LE MATIN
11 Mars 2005
À 17:59
Le lieu est une laideur affligeante à la beauté de l'espace garni par de belles résidences. Ce dédale de morceaux d'acier, de tôles et de carcasses est un refuge pour les vendeurs de pièces de rechanges qui en ont fait leur paradis.
Une fois sur les lieux, le visiteur découvre un bidonville où se côtoie une multitude d'ateliers fabriqués soit en dur soit en carcasses de voitures et de minibus écrabouillés.
Le sol est entièrement couvert de graisse et des huiles usées. Tout ce décor infecte pèse lourdement sur les riverains de cette ferraille. Ils sont constamment réveillés par le bruit des perceuses et des marteaux. «C'est un calvaire que nous vivons ici, on ne peut pas se reposer de jour comme de nuit puisque la ferraille est aussi un refuge pour les chiens errants» affirme Ahmed, résident du lotissement Oum Rabiaâ.

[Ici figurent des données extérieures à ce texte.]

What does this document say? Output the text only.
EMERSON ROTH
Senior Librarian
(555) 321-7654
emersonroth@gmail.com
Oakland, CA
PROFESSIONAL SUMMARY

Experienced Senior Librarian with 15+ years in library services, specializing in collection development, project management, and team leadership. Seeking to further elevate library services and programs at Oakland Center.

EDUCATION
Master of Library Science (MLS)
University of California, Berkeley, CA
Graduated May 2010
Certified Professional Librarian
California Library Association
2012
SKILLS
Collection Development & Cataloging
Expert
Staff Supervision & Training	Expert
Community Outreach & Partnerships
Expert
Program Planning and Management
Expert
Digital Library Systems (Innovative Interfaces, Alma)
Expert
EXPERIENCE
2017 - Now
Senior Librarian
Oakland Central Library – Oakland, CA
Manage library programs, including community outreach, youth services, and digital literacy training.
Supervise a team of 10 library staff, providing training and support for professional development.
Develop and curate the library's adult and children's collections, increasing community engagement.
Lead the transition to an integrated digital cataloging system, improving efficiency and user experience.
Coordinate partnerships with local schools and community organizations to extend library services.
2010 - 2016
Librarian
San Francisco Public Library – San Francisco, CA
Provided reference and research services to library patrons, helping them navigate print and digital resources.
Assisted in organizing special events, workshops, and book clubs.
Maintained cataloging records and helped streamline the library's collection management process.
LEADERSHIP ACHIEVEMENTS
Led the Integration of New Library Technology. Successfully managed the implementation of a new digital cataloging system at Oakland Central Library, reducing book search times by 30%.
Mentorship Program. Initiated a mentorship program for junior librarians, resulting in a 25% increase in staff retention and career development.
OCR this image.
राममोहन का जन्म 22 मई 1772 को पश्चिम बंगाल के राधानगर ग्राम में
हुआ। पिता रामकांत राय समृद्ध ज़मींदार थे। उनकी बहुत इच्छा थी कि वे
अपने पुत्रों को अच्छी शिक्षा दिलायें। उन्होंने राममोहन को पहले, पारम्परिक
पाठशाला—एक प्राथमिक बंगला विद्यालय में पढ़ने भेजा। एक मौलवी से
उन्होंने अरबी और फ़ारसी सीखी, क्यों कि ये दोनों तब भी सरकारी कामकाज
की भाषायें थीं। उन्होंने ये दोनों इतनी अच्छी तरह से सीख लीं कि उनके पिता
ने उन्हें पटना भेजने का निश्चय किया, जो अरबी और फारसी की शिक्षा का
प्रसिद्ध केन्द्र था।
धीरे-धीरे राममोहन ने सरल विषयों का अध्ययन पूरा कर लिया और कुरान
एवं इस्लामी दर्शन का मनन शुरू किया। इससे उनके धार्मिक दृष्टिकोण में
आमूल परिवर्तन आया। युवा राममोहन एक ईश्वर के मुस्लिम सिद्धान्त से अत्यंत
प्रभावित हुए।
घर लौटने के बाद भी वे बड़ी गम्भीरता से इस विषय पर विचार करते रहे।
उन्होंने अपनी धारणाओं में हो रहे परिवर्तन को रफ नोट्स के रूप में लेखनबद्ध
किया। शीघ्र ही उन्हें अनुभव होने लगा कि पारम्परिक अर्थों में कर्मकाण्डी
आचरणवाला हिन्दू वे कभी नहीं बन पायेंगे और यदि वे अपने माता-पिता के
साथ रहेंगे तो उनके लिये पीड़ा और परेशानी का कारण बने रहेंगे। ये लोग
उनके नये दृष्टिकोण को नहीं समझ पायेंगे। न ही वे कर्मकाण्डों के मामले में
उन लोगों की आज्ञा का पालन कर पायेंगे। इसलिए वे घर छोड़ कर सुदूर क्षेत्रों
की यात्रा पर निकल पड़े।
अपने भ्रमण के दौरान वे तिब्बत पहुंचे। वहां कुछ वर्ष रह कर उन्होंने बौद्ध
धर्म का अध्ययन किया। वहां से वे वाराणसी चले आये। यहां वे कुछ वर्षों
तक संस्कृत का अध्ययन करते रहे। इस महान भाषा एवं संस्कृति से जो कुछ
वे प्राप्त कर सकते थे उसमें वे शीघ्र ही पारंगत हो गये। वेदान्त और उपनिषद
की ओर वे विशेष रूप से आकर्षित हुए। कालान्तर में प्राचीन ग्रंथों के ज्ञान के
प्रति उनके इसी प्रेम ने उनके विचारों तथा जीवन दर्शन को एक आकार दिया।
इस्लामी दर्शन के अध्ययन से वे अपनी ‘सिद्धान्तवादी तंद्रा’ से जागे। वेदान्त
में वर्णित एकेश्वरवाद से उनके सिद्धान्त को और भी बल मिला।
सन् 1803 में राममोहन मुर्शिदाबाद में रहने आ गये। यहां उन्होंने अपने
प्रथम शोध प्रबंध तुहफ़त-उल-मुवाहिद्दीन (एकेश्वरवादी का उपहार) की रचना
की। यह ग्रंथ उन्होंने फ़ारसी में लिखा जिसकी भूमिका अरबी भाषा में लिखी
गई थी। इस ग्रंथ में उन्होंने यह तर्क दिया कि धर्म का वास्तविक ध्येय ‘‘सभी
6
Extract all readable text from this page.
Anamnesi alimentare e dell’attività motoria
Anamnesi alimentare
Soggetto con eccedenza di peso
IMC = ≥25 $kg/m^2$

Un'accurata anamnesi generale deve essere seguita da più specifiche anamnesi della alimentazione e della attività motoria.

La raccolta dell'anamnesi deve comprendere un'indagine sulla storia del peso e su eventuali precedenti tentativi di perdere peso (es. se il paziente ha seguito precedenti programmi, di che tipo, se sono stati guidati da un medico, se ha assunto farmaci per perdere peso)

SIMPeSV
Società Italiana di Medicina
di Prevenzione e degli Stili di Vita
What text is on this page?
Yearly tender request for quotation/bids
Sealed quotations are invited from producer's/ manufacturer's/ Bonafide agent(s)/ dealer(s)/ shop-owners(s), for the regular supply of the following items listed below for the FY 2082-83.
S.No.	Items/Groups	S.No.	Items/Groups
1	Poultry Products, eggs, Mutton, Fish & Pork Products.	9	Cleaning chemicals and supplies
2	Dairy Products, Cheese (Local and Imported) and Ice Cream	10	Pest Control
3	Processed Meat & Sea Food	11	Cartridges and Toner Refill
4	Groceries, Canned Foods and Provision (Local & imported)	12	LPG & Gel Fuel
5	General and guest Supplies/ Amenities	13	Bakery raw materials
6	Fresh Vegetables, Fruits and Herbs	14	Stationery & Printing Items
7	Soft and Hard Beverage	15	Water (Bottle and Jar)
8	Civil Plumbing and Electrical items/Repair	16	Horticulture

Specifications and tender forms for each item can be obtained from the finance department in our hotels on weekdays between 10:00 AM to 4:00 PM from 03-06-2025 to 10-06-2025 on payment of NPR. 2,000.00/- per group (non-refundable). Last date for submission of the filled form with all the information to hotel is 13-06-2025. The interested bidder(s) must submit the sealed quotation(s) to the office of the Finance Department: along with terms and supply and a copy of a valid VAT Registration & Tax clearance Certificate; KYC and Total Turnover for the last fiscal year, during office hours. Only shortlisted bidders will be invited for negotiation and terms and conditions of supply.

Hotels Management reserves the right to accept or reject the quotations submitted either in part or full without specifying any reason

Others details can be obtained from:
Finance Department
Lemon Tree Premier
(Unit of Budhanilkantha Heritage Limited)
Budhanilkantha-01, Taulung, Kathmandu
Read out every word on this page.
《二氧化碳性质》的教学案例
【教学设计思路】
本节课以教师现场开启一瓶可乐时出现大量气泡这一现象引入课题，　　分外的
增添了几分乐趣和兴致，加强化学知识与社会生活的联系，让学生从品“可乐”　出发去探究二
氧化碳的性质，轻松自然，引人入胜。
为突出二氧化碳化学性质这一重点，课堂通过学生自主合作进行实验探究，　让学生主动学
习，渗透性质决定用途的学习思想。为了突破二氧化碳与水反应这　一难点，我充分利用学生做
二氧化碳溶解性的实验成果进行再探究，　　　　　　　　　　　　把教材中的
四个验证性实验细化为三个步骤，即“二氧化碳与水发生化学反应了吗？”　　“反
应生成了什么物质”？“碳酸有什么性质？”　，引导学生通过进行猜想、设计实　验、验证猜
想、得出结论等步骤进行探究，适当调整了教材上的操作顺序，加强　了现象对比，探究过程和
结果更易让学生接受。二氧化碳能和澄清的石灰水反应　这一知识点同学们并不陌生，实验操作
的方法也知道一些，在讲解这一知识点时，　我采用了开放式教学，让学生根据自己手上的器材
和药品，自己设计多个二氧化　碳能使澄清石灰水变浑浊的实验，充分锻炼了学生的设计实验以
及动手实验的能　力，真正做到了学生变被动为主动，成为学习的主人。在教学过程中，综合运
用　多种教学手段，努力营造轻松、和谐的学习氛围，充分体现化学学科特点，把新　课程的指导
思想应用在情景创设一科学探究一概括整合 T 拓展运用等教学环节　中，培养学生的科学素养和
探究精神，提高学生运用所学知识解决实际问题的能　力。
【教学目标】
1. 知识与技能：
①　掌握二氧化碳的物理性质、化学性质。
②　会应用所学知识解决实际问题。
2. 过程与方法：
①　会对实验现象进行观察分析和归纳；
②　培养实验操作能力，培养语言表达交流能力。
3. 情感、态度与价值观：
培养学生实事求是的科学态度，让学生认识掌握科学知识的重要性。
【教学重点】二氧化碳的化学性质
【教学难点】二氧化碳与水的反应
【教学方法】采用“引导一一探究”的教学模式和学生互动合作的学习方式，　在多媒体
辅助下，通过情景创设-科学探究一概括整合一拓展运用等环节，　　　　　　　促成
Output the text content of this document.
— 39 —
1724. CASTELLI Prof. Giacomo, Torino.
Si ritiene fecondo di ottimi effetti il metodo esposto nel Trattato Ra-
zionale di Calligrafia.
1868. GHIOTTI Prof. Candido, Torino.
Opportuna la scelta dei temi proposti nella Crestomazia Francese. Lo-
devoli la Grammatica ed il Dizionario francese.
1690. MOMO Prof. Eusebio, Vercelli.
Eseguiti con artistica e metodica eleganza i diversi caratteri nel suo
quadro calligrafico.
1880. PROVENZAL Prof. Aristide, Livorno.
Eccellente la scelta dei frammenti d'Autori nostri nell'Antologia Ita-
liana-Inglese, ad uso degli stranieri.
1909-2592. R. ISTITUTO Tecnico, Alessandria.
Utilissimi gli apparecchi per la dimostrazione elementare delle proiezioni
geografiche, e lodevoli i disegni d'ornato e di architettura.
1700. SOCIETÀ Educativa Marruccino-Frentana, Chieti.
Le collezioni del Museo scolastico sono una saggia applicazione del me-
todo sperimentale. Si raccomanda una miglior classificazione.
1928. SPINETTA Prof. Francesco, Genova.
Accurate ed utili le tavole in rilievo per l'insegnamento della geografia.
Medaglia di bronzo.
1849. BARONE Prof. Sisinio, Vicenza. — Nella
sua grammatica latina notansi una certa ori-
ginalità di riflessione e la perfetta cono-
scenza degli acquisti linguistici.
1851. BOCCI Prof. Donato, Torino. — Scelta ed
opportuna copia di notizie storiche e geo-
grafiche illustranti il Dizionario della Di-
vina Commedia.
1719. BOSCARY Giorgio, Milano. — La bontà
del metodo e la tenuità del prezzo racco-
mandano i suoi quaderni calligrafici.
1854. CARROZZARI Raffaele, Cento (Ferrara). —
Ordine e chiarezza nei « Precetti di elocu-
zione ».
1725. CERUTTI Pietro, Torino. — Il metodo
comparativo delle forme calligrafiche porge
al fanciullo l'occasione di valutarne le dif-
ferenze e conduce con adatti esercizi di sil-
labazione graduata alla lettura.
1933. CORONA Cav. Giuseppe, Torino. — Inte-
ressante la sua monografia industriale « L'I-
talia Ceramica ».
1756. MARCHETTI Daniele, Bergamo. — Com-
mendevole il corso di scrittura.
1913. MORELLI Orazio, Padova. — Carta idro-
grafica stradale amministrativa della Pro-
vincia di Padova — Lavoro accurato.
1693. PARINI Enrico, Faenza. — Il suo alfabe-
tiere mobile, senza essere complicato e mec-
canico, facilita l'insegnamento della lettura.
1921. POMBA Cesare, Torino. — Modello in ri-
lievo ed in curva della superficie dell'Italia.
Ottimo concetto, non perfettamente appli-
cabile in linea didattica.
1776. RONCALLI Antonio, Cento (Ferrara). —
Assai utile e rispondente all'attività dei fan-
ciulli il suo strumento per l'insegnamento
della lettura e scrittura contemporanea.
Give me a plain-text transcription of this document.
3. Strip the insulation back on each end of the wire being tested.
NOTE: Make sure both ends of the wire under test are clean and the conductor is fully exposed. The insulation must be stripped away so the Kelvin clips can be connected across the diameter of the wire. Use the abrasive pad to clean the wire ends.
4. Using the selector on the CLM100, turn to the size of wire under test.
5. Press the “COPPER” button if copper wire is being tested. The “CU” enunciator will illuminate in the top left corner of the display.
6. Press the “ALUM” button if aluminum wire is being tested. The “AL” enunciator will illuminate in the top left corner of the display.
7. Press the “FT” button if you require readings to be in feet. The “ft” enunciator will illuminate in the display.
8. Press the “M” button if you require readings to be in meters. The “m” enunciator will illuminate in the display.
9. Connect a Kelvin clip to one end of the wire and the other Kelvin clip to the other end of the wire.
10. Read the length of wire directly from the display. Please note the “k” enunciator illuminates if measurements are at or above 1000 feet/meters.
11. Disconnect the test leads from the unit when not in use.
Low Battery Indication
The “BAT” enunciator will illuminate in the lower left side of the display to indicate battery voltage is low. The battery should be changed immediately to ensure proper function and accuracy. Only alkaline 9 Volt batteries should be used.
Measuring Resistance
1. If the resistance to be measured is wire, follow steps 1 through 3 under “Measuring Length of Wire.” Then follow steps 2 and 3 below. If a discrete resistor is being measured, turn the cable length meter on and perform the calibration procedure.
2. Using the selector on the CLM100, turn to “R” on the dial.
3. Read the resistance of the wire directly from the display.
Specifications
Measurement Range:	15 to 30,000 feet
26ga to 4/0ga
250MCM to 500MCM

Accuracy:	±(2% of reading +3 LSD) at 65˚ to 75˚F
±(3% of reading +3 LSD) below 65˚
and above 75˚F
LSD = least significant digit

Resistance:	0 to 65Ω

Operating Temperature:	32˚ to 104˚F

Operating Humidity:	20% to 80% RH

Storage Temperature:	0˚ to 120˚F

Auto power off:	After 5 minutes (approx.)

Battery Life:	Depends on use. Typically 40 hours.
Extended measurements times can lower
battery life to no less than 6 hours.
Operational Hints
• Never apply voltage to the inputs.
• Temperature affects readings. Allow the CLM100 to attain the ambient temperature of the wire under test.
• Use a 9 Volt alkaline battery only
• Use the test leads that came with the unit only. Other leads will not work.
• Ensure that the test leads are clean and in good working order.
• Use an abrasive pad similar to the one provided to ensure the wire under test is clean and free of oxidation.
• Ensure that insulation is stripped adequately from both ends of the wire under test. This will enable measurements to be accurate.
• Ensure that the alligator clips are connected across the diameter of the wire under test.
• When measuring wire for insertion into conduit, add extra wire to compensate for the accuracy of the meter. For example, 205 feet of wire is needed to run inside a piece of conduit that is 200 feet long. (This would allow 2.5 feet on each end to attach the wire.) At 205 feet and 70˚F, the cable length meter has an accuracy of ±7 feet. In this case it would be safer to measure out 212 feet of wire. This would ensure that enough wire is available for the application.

Il n'est pas le seul à manifester son ras-le-bol de la présence de ce marché au cœur des résidences. «Nos enfants au lieu d'avoir un complexe culturel ou sportif pour passer leur temps de loisirs se rabattent directement sur ce lieu infecte pour jouer avec les carcasses», lâche amèrement une vieille femme. L'appel des riverains pour déplacer ce marché semble pour l'instant ignoré. Quotidiennement, c'est le même cycle vicieux qui recommence. Le bruit et les odeurs sont toujours les mêmes.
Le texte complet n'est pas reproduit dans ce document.